By now everyone capable of reading a newspaper knows that three states have legalized internet gambling; Nevada, New Jersey and Delaware. Thousands of players are eagerly awaiting the opening of the legal internet casinos. For gamblers there is good news and bad news. For gamblers in the three states that have legalized online gaming the good news is that they will be able to gamble legally by the end of the year and even earlier in the case of Nevada. New Jersey hopes to be up and running by the end of November and Delaware has set a target date of September 30th. Online gamblers in New Jersey must clear one hurdle; a recent news report said that gamblers must register in person at one of the brick and mortar casinos in Atlantic City.

Jennifer Webb, an analyst for Gambling Compliance, had this to say about the current legality of internet gambling “Until online gambling goes live, it’s definitely still illegal. Webb said that states must issue gaming licenses and test gaming software and platforms. Security measures will also have to pass muster. Nevada is ahead of the pack in all of these areas and will probably be online in early 2013. For the time being online gambling in Nevada will be limited to poker.

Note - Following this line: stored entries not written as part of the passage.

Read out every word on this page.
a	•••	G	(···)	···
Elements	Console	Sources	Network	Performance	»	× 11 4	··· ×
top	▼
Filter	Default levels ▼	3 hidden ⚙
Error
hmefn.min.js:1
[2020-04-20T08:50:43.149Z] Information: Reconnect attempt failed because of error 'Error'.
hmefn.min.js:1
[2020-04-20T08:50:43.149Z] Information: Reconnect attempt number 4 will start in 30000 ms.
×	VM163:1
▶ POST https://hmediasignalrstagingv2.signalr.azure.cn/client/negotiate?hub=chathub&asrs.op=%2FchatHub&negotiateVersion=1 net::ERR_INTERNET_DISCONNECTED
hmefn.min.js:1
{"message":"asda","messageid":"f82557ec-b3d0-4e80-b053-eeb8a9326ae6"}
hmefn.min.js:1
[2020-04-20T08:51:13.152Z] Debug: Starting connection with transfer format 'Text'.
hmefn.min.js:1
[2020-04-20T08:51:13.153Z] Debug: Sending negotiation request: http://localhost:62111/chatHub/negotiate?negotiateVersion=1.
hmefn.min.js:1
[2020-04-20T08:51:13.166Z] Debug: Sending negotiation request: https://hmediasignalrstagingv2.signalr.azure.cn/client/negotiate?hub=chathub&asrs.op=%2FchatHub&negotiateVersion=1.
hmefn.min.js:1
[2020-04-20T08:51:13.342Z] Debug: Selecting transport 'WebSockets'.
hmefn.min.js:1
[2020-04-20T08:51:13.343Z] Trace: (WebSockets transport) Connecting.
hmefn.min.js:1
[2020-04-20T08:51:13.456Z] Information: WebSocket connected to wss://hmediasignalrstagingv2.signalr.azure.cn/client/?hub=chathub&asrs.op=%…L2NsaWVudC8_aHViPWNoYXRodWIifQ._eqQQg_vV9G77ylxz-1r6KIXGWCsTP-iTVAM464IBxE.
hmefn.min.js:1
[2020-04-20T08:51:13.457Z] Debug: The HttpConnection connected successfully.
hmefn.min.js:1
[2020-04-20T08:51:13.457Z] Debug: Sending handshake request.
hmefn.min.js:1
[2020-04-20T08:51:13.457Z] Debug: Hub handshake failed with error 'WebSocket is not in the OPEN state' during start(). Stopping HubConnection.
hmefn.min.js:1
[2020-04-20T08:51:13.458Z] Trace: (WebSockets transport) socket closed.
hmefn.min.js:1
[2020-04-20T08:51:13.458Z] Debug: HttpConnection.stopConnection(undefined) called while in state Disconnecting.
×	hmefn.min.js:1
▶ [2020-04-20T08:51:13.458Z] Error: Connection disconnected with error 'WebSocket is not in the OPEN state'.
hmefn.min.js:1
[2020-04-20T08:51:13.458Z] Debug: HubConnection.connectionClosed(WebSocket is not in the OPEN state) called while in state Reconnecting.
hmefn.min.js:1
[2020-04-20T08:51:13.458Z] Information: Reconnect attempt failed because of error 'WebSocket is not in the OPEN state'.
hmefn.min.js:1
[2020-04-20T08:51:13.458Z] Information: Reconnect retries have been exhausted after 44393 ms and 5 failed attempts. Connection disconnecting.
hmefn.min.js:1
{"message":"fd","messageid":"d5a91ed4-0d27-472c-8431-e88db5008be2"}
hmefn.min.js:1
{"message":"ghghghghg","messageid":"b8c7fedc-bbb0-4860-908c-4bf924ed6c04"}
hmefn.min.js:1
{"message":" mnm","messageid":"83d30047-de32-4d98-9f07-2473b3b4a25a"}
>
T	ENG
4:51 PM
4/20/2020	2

Several Las Vegas casinos have formed partnerships with British and European online gaming companies that have extensive experience in a regulated gaming environment.

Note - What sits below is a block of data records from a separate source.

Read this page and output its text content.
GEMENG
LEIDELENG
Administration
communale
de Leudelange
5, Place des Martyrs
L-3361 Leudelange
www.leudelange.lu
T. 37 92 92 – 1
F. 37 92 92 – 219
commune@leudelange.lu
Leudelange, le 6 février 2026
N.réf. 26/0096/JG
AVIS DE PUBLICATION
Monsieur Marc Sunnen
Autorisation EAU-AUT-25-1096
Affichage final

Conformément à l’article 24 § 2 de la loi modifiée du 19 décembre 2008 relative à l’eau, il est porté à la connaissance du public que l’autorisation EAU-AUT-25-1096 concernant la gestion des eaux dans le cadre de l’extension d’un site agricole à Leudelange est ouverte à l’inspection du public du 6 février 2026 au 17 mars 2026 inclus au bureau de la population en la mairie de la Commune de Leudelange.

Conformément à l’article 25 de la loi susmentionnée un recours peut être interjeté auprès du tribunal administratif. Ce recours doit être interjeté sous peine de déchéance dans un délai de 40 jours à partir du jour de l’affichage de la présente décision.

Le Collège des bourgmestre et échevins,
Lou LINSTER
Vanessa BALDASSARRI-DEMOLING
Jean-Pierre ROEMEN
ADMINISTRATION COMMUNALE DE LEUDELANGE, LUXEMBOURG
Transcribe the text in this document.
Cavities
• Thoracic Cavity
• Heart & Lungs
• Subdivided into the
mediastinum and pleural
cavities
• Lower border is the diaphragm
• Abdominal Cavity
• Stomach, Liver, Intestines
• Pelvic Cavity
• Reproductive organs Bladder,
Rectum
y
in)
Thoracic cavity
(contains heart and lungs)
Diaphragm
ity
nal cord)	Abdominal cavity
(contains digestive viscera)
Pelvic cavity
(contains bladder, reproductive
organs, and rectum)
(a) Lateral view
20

Gamblers not physically located in the three states will not be able to access the games. The laws require all players to be physically located in the state where gaming is legal. Player location can be verified using existing technology. All indications are that the federal government has no intention of interfering with legal internet gaming. Webb stated “Conventional wisdom now is, as long as online gaming is intrastate—within the state—and has proper geolocation and age verification that it’s in compliance with federal law. If it’s legal in New Jersey and legal in Nevada, and they have an agreement, then you could have pooling between the states.”

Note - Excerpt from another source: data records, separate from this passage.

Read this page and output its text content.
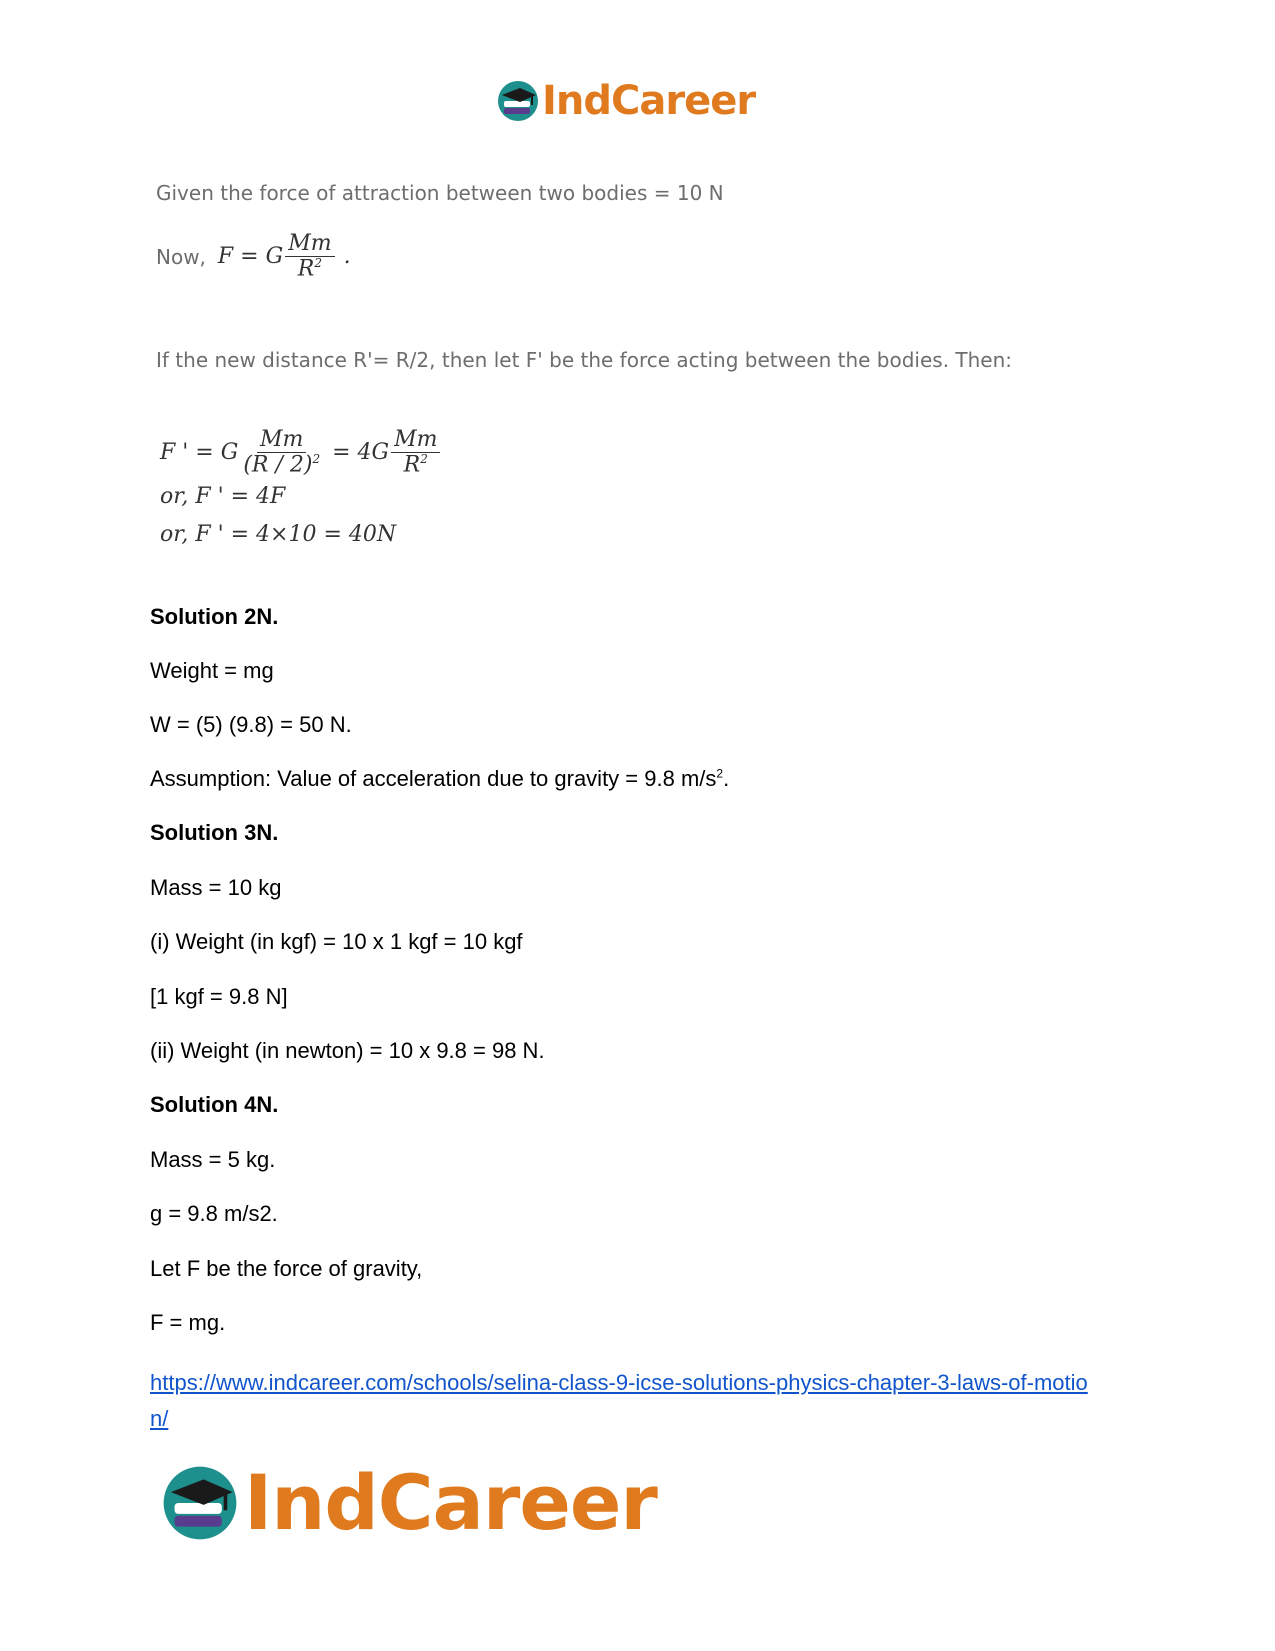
IndCareer
Given the force of attraction between two bodies = 10 N
Now, F = G $\frac{Mm}{R^2}$ .
If the new distance R'= R/2, then let F' be the force acting between the bodies. Then:
F ' = G $\frac{Mm}{(R / 2)^2} = 4G \frac{Mm}{R^2}$
or, F ' = 4F
or, F ' = 4×10 = 40N
Solution 2N.
Weight = mg
W = (5) (9.8) = 50 N.
Assumption: Value of acceleration due to gravity = 9.8 $m/s^2$.
Solution 3N.
Mass = 10 kg
(i) Weight (in kgf) = 10 x 1 kgf = 10 kgf
[1 kgf = 9.8 N]
(ii) Weight (in newton) = 10 x 9.8 = 98 N.
Solution 4N.
Mass = 5 kg.
g = 9.8 m/s2.
Let F be the force of gravity,
F = mg.
https://www.indcareer.com/schools/selina-class-9-icse-solutions-physics-chapter-3-laws-of-motion/
IndCareer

While Nevada is limiting their online gaming options to poker Delaware and New Jersey plan to offer players a selection of games. In addition to poker there will be internet bingo, blackjack, keno, roulette and slots. In Nevada and New Jersey most interactive gaming licenses will be issued to existing brick and mortar casinos. Casinos have been getting ready for legal internet gaming for a couple of years. States hope to reap huge tax benefits from internet gaming. Webb said that “The revenue estimates [for New Jersey] have ranged between $175 million and $1.5 billion” a year. Other states are joining the rush to legalize internet gaming. States with gambling bills pending include California, Hawaii, Massachusetts, and Iowa.